Liebe Schwestern und liebe Brüder!
Sich verstehen – das ist gut! Sich zu verstehen ist ein Grund zu feiern. Das tun wir zu Pfingsten. Da versteht plötzlich eine den anderen, obwohl er aus einem fremden Land kommt. Da spielen die unterschiedlichen Sprachen keine Rolle mehr. Gottes Geist sorgt dafür, dass die Sprachbarrieren fallen. Ein Wunder!
Wirklich ein Wunder, denn sehr oft erleben wir etwas anderes. Verschiedene Sprachen schieben sich trennend zwischen uns, es fällt schwer, den anderen und das, was ihn geprägt hat, zu verstehen. Vor kurzem habe ich das bei einem Traugespräch erlebt. Als ich fragte, warum der Bräutigam aus der Kirche ausgetreten sei, erklärte mir die Braut, die Kirchensteuer sei ihm zu teuer und sie würden sowieso nie in die Kirche gehen. Ich antwortete, aber trotzdem sei es ihnen doch wichtig, dass an bestimmten Punkten ihres Lebens die Kirche für sie da sei, wie bei der Hochzeit oder auch bei einer Taufe. Das zu ermöglichen, koste einiges an Geld. Die Braut entgegnete, dass sie nicht planen würden, Kinder zu haben. Daraufhin ich: „Auch wenn ich keine eigenen Kinder hätte, wäre es mir wichtig, dass Kinder mit Kirche in Berührung kommen und in eine Gemeinschaft hineinwachsen können durch Taufe oder Kindergottesdienst.“ Die Braut entgeistert: „Aber wer macht das denn heute noch? Wen interessiert das noch? Ich glaube, wir leben in ganz verschiedenen Welten!“
Verschiedene Welten, verschiedene Sprachen. Braut und Bräutigam sind beide in Deutschland aufgewachsen, sind getauft und konfirmiert in der evangelischen Kirche. Aber das, was mich als Kirchenfrau bewegt, ist für sie so fremd, als käme ich von einem anderen Stern. Wir haben es schwer, zueinander zu kommen, weil wir uns in ganz unterschiedlichen Welten bewegen.

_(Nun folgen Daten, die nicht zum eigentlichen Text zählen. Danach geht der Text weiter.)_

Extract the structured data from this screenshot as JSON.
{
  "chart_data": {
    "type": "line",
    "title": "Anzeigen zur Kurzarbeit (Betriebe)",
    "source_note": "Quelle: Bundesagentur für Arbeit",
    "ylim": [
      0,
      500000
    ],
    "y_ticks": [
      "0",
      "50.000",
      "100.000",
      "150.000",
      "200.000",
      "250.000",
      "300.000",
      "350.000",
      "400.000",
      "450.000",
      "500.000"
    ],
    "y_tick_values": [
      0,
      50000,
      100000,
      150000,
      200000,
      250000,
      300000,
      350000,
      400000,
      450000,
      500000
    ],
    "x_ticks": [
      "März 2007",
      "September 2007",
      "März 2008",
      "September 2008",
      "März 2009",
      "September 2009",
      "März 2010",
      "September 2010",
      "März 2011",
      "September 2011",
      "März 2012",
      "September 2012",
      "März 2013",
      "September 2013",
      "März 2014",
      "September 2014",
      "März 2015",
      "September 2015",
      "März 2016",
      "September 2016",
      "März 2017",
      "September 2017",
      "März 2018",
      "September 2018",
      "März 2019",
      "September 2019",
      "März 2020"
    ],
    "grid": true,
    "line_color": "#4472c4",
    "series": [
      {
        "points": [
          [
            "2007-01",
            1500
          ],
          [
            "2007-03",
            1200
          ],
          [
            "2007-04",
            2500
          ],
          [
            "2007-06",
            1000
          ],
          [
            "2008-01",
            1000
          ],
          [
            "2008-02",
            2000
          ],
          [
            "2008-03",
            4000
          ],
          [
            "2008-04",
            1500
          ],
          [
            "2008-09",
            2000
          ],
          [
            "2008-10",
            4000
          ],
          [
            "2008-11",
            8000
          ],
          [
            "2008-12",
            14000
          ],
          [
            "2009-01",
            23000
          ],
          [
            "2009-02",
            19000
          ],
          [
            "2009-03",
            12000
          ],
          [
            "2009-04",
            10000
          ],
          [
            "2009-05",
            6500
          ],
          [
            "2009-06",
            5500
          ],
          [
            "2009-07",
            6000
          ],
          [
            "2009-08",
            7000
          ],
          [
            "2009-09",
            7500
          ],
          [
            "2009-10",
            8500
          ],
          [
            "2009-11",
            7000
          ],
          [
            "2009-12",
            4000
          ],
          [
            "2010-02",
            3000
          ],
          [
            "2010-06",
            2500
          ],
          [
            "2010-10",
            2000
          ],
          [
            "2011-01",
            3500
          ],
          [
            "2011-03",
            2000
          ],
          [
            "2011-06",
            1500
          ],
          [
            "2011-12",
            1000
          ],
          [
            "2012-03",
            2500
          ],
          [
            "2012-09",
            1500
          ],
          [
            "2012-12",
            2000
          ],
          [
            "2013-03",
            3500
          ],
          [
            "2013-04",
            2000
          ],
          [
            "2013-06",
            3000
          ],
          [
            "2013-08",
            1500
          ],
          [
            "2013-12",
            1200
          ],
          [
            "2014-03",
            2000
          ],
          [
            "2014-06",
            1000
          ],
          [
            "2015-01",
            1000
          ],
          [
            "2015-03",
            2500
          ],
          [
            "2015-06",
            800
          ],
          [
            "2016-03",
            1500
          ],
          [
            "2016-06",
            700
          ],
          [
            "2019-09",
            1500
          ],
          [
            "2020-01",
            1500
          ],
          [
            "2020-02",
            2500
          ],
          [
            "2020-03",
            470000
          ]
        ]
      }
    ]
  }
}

Auch unser Predigttext erzählt eine Geschichte vom Nicht-Verstehen. Es ist eine Gegengeschichte zu der Begeisterung und Harmonie von Pfingsten: die Geschichte vom Turmbau zu Babel. Hören wir jetzt aus dem 1. Buch Mose im 11. Kapitel:
„Es hatte aber alle Welt einerlei Zunge und Sprache. Als sie nun nach Osten zogen, fanden sie eine Ebene im Lande Schinar und wohnten daselbst. Und sie sprachen untereinander: Wohlauf, lasst uns Ziegel streichen und brennen! - und nahmen Ziegel als Stein und Erdharz als Mörtel und sprachen: Wohlauf, lasst uns eine Stadt und einen Turm bauen, dessen Spitze bis an den Himmel reiche, damit wir uns einen Namen machen; denn wir werden sonst zerstreut in alle Länder.
  Da fuhr der HERR hernieder, dass er sähe die Stadt und den Turm, die die Menschenkinder bauten. Und der HERR sprach: Siehe, es ist einerlei Volk und einerlei Sprache unter ihnen allen, und dies ist der Anfang ihres Tuns; nun wird ihnen nichts mehr verwehrt werden können von allem, was sie sich vorgenommen haben zu tun. Wohlauf, lasst uns herniederfahren und dort ihre Sprache verwirren, dass keiner des andern Sprache verstehe!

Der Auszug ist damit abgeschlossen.